If we transfer this idea of balance into the world of organisations, project execution, curriculum development, and strategy development then we find with little effort, imbalance.  We see our ability to add is elite level, grand master without parallel,  it is nothing short of exceptional.

Yet conversely we have this severe reluctance to stop doing something, to decide no to something.  We still do this even though we know we have too much in the project, too many initiatives in the strategy or in my world, too much content in the curriculum.

Less done well…

The research discussed in the Four Disciplines of Execution demonstrates some interesting outcomes when trying to focus on too much.  It shows that when the total number of goals we are working on grows then the number of goals actually achieved with excellence is disproportionately decreasing

Chris McChesney and his co-authors suggest that if an organisation is ‘focussed’ on between 4 - 10 goals, then only 1 - 2 will be achieved with excellence.  Now that is not a great return on effort and energy let alone investment.

source: Four Disciplines of Execution

The context for this research is organisations and strategic goals.  The principle at play,  when we focus on too much, and attempt to do too much then we are highly likely to do a poor job executing those areas we are focussing on.  Even at a common sense level, we know this to be true.  As humans, we have a limit to the number of things we can do.  Yet we choose to only add and not subtract.

To Decide…

To decide… simply put means to “make a choice from a number of alternatives” or “come or bring to a resolution in the mind as a result of consideration”  Interestingly when we make a trip back to the original Latin we get better insight which I think links to the actions we should be looking to take.  The Latin talks about to decide, meaning to cut off.  In other words, when we decide something we are going with option A and cutting off option B.  Going with option A AND option B is not a decision it is indecision.
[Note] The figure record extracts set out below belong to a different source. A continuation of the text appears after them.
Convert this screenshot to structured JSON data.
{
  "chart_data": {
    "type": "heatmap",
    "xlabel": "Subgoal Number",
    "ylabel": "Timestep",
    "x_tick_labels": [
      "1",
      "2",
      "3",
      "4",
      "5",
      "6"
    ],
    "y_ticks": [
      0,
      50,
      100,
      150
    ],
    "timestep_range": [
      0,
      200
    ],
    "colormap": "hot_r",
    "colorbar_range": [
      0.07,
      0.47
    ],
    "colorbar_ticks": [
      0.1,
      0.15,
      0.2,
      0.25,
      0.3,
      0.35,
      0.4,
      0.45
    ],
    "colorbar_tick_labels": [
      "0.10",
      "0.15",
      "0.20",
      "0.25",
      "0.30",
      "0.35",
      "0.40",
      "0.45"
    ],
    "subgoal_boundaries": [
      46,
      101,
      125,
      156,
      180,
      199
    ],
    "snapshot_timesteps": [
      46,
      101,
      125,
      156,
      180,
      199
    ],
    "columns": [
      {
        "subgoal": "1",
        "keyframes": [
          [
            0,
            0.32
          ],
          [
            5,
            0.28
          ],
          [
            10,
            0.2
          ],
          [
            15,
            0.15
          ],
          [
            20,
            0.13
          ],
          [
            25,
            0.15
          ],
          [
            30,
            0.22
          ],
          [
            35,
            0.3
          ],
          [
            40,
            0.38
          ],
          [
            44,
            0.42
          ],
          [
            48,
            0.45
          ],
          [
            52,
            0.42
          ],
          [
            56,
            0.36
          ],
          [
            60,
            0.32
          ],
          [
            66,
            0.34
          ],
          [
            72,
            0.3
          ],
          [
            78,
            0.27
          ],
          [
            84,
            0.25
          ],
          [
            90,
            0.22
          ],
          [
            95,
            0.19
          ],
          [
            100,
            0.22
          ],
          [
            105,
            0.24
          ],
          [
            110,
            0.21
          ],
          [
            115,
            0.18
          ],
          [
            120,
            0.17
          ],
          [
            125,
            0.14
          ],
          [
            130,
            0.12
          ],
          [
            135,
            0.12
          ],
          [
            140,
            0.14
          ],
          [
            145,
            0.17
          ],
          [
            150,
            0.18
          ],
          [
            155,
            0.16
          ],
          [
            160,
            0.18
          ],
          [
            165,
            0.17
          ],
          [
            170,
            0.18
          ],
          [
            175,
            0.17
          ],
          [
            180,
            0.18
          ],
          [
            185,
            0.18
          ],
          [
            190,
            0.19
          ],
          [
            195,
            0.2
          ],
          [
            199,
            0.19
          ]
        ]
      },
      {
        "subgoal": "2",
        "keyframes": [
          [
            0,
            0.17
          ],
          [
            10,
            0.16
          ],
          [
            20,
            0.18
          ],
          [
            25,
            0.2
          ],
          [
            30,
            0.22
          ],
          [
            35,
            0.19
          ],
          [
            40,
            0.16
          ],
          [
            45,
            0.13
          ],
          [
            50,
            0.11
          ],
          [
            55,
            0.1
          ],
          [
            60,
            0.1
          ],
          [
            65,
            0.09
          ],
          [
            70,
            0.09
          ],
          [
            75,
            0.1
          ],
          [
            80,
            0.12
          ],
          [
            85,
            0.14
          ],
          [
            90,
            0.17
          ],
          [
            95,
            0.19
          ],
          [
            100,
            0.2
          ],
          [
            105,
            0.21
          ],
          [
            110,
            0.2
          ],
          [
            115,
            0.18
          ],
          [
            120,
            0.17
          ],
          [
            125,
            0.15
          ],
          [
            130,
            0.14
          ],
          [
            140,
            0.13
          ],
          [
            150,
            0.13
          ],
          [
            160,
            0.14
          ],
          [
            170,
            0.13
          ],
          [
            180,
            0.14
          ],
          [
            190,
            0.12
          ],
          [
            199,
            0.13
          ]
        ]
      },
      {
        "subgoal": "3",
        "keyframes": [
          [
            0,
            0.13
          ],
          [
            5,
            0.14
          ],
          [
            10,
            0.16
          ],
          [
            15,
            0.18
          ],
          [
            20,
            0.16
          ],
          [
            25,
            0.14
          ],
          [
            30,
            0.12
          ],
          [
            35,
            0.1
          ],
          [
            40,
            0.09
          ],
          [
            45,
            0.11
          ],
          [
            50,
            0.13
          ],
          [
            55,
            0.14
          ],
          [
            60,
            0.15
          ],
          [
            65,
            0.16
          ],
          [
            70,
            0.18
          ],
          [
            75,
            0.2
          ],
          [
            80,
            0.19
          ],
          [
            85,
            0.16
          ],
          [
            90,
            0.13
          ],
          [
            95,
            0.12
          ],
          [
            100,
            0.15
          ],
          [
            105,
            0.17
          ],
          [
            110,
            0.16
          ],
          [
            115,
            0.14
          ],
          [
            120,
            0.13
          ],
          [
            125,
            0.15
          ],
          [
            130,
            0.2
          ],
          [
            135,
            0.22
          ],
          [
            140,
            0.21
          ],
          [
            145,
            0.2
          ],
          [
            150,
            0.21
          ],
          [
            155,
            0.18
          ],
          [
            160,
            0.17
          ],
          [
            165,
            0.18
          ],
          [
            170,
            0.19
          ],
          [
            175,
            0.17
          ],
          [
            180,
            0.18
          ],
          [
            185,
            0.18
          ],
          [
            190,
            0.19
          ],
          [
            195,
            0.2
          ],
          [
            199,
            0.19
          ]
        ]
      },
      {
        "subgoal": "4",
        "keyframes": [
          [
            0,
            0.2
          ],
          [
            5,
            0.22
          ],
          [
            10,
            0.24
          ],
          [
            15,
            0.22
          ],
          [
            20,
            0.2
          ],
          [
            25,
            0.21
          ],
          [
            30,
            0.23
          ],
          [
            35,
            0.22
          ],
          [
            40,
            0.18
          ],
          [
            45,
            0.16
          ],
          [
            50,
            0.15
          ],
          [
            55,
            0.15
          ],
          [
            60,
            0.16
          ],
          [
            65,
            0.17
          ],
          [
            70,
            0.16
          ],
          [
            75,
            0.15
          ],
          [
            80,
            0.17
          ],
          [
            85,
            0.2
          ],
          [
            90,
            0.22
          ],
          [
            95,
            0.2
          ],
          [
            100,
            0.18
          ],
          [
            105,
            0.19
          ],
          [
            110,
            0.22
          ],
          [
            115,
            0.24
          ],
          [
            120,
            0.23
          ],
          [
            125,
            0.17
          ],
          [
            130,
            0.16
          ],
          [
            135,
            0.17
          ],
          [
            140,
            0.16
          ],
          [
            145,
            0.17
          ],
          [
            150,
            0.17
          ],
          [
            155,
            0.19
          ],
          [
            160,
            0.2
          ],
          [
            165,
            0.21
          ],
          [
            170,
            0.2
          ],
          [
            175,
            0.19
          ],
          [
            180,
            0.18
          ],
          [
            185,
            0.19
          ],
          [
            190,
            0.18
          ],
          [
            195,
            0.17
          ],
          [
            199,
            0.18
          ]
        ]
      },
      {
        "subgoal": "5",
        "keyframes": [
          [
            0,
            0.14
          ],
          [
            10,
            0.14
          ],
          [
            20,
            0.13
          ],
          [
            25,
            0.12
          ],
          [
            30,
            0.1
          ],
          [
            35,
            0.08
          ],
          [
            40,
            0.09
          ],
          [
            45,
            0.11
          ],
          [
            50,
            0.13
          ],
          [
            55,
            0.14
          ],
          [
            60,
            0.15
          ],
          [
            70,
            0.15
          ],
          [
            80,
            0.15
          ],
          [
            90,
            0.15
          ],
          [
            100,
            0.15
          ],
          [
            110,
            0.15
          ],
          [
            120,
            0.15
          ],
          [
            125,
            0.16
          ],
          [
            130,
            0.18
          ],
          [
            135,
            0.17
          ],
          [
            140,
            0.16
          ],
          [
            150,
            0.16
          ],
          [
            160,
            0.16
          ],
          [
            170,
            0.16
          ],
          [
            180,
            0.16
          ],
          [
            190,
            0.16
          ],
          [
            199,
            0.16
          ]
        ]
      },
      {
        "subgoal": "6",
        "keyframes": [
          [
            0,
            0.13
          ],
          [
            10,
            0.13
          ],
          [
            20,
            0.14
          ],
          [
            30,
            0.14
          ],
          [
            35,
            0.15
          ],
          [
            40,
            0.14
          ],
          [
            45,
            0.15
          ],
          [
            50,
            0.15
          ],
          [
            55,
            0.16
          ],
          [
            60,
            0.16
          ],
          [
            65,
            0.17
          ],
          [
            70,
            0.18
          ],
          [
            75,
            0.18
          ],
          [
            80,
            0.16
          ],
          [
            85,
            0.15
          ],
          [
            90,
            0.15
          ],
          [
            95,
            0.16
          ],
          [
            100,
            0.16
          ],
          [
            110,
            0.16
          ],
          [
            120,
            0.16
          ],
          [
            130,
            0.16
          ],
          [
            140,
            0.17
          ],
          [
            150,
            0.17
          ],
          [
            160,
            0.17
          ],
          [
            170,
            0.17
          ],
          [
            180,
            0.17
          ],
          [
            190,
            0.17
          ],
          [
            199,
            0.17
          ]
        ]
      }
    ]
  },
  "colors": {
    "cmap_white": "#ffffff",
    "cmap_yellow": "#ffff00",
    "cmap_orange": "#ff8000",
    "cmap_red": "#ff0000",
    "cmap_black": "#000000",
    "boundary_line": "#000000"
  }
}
As a country, we need to locate some courage and have a conversation about what is vital for our children to learn and what is nice to have. What is foundational knowledge and what is not?   As it currently stands and if the past is a reasonable predictor of the future then we are destined to have more added to the curriculum and nothing removed.  This means more poorly done.  

It would seem to be an ideal time in the midst of a curriculum refresh for this conversation to be had and for us to decide to cut away, so we can do less exceptionally well.